Mid-Rise ready to build

Mid-Rise ready to build

A Coney Island developer is determined to build on the corner of Roberts and Parkview avenues. Pending Department of Buildings approval, ITG Development Group will demolish 1701 Parkview Avenue, a three-story brick house, and erect a six-story apartment building.

According to ITG partner Judah Langer, the building will include 20-some residential units with ground or basement-level parking. It will resemble 1600 Parkview Avenue, Langer said, an eight-story building near Our Lady of Assumption School. Alfred Reyes, principal of Parkview Avenue Estates, has owned 1701 since 2005.

In January, the DOB disapproved a proposed seven-story building.

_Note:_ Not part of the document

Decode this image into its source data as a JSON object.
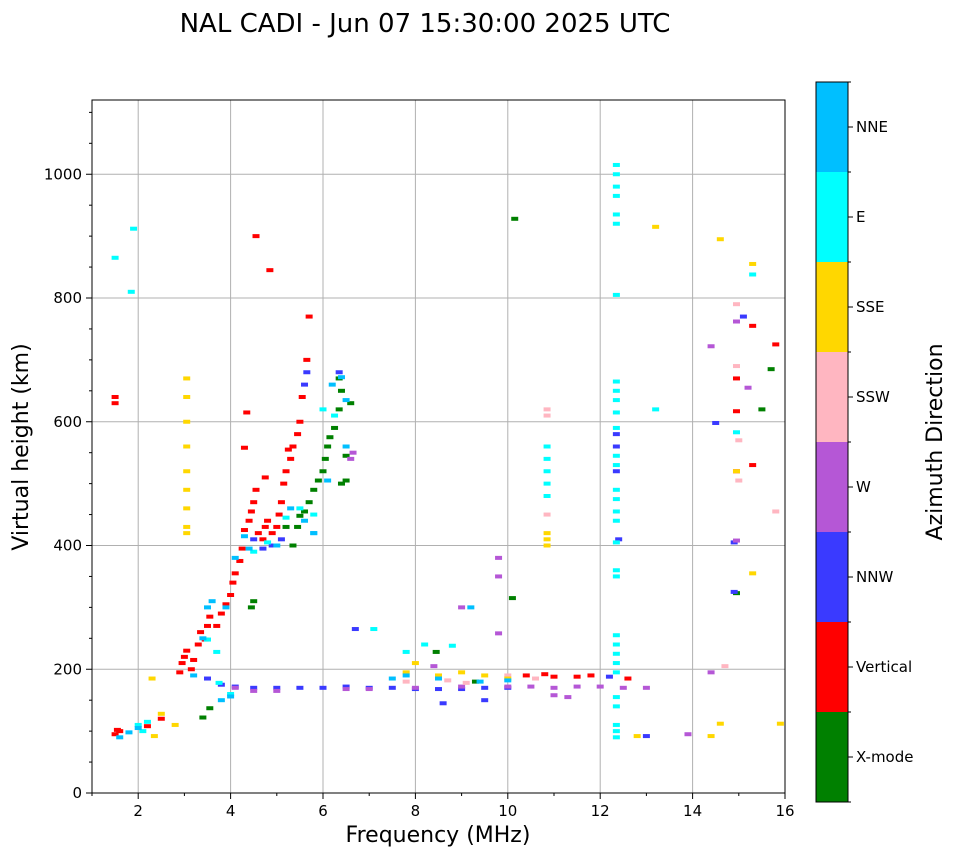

Again on April 21, it disapproved a similar plan. Soon, Langer and Reyes will file a revised plan.

“No problem,” Langer said. “We have to take care of some minor details, like a sprinkler system.”

The existing three-story house is vacant; a number of tenants were evicted in 2008. Although two-family homes line Parkview, the corner property is located in a medium density zone. In fact, it borders 3109 Roberts Avenue, a six-story apartment building.

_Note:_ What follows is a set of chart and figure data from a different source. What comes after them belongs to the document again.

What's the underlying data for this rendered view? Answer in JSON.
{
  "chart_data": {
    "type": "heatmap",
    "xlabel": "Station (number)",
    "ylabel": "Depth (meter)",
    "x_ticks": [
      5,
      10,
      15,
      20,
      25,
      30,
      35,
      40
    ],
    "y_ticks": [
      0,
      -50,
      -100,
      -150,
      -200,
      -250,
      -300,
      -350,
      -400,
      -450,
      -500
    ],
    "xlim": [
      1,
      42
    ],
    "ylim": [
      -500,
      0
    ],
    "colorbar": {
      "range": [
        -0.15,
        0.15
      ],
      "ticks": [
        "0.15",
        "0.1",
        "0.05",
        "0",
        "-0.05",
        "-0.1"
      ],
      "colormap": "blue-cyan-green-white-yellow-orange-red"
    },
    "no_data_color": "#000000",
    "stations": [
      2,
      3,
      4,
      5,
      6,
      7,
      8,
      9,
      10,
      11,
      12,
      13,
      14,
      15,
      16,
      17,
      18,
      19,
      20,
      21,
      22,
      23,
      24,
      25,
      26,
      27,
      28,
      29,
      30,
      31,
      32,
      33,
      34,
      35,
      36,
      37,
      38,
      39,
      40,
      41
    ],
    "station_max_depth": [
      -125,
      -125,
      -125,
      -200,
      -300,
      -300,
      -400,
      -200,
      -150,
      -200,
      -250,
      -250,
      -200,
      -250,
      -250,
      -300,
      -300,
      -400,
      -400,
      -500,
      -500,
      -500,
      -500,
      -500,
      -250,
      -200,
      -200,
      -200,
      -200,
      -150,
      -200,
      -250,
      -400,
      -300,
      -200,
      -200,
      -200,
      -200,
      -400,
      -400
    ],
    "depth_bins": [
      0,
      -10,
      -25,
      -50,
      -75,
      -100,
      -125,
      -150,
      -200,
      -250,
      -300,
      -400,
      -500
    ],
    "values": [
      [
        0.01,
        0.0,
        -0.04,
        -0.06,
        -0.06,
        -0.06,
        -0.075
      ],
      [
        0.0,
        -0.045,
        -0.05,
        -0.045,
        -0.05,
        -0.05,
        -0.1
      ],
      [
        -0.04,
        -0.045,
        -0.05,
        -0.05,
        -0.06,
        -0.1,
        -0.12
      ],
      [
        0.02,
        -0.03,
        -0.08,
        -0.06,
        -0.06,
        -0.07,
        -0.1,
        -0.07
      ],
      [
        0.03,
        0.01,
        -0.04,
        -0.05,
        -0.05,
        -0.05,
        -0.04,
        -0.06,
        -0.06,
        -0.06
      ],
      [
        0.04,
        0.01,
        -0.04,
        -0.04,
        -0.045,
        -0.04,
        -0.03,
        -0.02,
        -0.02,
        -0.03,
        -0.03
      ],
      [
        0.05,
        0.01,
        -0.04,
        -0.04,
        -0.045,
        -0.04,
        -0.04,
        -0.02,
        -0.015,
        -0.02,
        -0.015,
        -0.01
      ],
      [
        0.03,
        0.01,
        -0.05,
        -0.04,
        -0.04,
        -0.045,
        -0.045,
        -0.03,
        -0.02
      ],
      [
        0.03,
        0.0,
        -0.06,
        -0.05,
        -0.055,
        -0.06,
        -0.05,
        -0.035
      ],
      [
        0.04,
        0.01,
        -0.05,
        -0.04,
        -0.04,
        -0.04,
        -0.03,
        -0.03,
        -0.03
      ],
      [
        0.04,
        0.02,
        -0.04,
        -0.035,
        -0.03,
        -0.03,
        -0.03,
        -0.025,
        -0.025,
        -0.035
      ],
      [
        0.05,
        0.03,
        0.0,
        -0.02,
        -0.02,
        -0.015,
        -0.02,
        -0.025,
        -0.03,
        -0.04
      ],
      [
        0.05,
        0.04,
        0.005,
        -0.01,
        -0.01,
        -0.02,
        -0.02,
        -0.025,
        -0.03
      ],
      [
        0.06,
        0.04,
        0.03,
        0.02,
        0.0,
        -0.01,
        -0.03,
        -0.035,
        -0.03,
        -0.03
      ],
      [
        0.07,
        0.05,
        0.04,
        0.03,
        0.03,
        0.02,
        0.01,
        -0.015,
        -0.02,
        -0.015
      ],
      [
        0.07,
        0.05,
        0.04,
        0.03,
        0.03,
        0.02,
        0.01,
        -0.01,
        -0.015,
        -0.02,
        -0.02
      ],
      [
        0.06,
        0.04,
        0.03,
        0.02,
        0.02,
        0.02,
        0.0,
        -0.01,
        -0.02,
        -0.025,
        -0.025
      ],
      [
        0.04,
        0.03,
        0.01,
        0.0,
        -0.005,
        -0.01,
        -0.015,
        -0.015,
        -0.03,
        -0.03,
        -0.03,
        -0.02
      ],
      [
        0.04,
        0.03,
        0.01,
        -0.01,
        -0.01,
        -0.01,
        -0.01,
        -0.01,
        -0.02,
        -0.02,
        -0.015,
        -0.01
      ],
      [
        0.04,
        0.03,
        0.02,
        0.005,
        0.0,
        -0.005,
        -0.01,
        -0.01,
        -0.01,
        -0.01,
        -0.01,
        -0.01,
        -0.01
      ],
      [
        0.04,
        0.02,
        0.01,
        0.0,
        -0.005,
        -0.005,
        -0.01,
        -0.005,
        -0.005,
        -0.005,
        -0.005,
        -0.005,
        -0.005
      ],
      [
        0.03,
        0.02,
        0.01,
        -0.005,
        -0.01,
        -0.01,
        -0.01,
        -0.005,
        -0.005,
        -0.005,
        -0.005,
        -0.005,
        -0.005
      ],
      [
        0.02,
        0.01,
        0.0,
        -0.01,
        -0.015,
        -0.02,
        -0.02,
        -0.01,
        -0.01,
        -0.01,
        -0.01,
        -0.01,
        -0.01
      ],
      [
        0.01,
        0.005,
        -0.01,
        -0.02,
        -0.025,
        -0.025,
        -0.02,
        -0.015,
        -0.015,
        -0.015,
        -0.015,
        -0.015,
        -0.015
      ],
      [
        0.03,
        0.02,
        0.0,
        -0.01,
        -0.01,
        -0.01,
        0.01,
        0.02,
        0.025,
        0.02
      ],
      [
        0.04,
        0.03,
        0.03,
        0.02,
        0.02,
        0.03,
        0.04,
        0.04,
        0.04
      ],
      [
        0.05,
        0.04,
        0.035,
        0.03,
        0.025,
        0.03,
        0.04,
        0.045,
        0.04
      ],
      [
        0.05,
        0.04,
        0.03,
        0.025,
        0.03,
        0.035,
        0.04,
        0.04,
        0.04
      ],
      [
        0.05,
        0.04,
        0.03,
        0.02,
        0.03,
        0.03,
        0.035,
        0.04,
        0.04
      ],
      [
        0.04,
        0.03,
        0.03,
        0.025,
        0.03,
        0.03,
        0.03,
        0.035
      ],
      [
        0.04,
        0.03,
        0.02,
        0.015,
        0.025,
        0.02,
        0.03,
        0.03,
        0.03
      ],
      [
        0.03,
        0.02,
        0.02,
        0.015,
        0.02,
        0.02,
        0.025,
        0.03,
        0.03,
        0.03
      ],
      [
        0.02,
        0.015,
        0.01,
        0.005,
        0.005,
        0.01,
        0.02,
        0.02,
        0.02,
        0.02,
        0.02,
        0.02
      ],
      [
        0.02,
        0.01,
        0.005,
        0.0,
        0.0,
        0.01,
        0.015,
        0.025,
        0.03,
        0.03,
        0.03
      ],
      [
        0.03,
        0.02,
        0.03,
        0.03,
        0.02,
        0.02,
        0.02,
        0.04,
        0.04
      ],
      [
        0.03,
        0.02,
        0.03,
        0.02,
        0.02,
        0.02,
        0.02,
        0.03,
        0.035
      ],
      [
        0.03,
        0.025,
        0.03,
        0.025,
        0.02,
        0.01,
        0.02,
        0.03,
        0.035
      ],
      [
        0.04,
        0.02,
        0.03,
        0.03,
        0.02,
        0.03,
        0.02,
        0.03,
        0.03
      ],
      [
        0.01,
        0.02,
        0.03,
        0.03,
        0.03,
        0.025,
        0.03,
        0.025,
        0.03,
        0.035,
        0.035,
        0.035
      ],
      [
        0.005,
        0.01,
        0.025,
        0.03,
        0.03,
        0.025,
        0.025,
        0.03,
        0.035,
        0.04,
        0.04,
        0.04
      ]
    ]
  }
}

ITG is currently developing a pair of two- and three-family homes on Cedar Avenue and will soon begin work on a 23-unit apartment building in Bedford Park. It could embark onthe 1701 Parkview Avenue project in the next 90 days, Langer said. Last year, ITG informed Councilman James Vacca that it would market the new building to young, Manhattan-bound commuters. The Buhre Avenue train station is four blocks away. Now Langer predicts a “neighborhood crowd.”

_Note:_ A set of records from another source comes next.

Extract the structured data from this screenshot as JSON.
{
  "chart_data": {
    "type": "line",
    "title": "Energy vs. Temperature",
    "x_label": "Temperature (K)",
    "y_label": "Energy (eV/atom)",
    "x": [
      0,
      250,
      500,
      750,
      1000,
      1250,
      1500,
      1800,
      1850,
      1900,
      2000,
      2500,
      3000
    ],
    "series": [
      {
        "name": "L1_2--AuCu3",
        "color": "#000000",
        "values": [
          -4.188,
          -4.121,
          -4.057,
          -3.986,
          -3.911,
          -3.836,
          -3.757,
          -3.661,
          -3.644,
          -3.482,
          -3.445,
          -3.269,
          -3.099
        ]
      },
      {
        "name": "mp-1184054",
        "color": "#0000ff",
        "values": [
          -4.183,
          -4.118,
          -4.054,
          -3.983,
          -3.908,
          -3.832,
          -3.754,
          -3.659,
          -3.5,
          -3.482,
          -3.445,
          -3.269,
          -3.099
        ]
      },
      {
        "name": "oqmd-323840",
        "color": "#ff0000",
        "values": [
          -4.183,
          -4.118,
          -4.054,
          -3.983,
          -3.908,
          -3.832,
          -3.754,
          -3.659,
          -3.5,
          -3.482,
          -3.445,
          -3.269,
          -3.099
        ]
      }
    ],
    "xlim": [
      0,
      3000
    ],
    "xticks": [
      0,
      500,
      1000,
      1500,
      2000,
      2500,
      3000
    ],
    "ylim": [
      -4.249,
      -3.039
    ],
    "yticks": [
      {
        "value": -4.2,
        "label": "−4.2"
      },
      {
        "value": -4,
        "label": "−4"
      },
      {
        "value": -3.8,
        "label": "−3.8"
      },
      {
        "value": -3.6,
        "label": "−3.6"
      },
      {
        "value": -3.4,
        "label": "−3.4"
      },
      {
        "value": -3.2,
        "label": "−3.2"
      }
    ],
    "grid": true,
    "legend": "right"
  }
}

“There’s a shortage of housing [in Pelham Bay],” he said.

According to a zoning clause adopted by the city council in 2008, ITG will leave an eight-foot side yard between 1701 Parkview Avenue and the next house on Parkview. Above three floors, the building will retreat 25 feet, Langer said.

Barbara D’Amico owns the next two houses over, 1713 Parkview Avenue and 1715 Parkview Avenue. Both are three-family homes. D’Amico occupies one-third of 1715 Parkview Avenue. She called the plan a nightmare.

“Our schools are already crowded,” D’Amico said. “Parking is already unbearable.”

Currently, a garage stands between the corner house and 1713 Parkview Avenue. The new building could deprive 1713 Parkview Avenue of sun. D’Amico has little faith in the market.

“[Reyes] wants to do a Wall Street type of building,” D’Amico said. “But this is the Bronx. We don’t have Wall Street type of people. It’s going to sit empty, just like Waterbury Estates.”

D’Amico thinks Reyes could renovate the existing house.

“Or knock it down and build a two-family home,” she said. “Not some monstrosity.”